We had no choice but to pass him on our way to the designated book pick-up spot, which afforded me the chance to roll down my window to wave. Without me donning a mask (I was inside my car, after all), he could see me smile and hear my words of thanks clearly. I told him that his time spent was much appreciated and well noticed. We bantered back and forth in a light-hearted way about our differing ballot choices, the crowds, and surprisingly agreed that mail-in voting would be a nightmare for all. My children had the opportunity to have a backseat view (literally) to this encounter, but more so to his words that struck a chord with me.
This sweet natured and well-intentioned man informed me (us really) that out of all the cars that stopped thus far, ours was the only one with pleasantries to share. Due to the cracked state of our country, I should have been more surprised by this fact. I should have replied with statements of false beliefs and bouts of “I just can’t believe it” remarks. Sadly, those words didn’t leave my lips. I found myself apologizing for comments made by people I’ve never met and feeling frustrated by our negligence for kindness as a whole. My heart sank for this good and proud citizen who was showing up and standing up for some of the wonderful freedoms we have the privilege of enjoying.

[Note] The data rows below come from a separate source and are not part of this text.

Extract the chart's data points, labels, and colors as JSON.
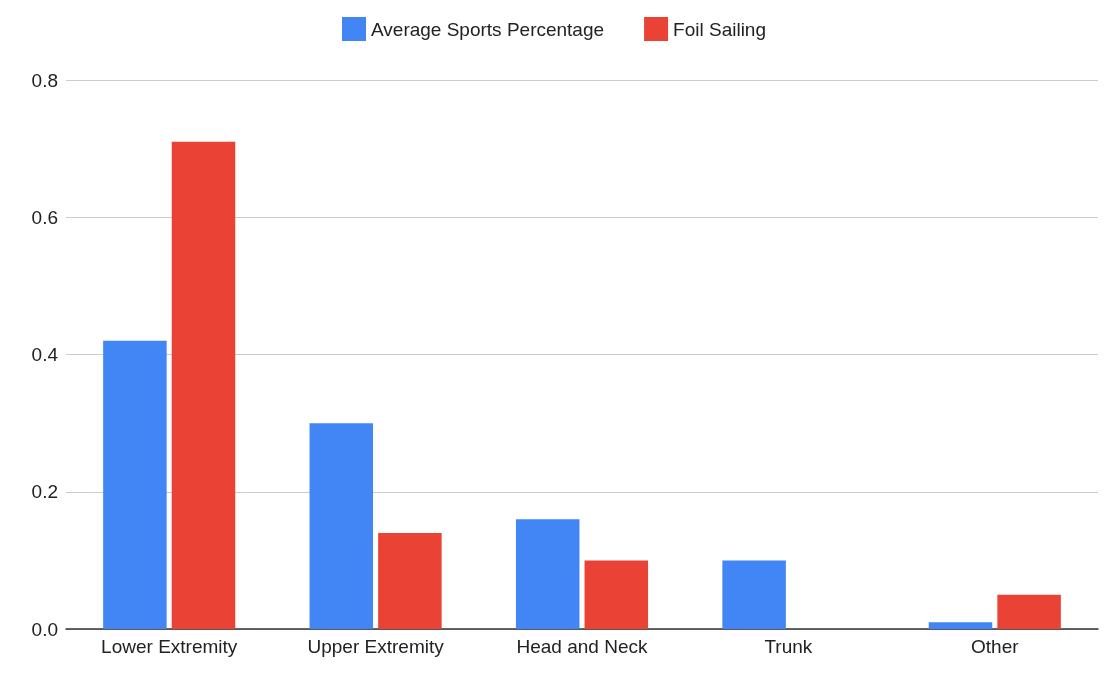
{
  "chart_data": {
    "type": "bar",
    "categories": [
      "Lower Extremity",
      "Upper Extremity",
      "Head and Neck",
      "Trunk",
      "Other"
    ],
    "series": [
      {
        "name": "Average Sports Percentage",
        "color": "#4285f4",
        "values": [
          0.42,
          0.3,
          0.16,
          0.1,
          0.01
        ]
      },
      {
        "name": "Foil Sailing",
        "color": "#ea4335",
        "values": [
          0.71,
          0.14,
          0.1,
          0,
          0.05
        ]
      }
    ],
    "ylim": [
      0,
      0.8
    ],
    "yticks": [
      {
        "value": 0,
        "label": "0.0"
      },
      {
        "value": 0.2,
        "label": "0.2"
      },
      {
        "value": 0.4,
        "label": "0.4"
      },
      {
        "value": 0.6,
        "label": "0.6"
      },
      {
        "value": 0.8,
        "label": "0.8"
      }
    ],
    "grid": "y",
    "legend": "top"
  }
}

As any good Mama on borrowed time, I was quickly reminded that I promised my children a treat to Sonic for a slushie of their choice. I politely asked my now favorite ‘volunteer for the other team’ if I could add a drink onto our order for him. I tried, in the thirty seconds I about had left, to persuade him to let me buy him a refreshing beverage, for the temperatures surely skyrocketed to devilish numbers in the ten minutes we spent chatting. Try as we might, our measures of good faith didn’t work, and we drove away with a smile and a wave. I wished him well and thanked him once again for going above and beyond the civic call of volunteer duties.
Thankfully, my stubbornness prohibited my new friend from getting his way, and not too long after departing, we rolled right back into the library with drinks in hands. Much to his dismay, I actually did not have a political change of heart, just a simple yearning to perform a good deed. I modeled goodwill and sent best wishes to his candidate of choice, gave him a wink for good measure, and a socially-distanced toast to future endeavors. I have no doubt I will see him come November, and I sure hope he recognizes me with a smile on my face and a drink in my hand.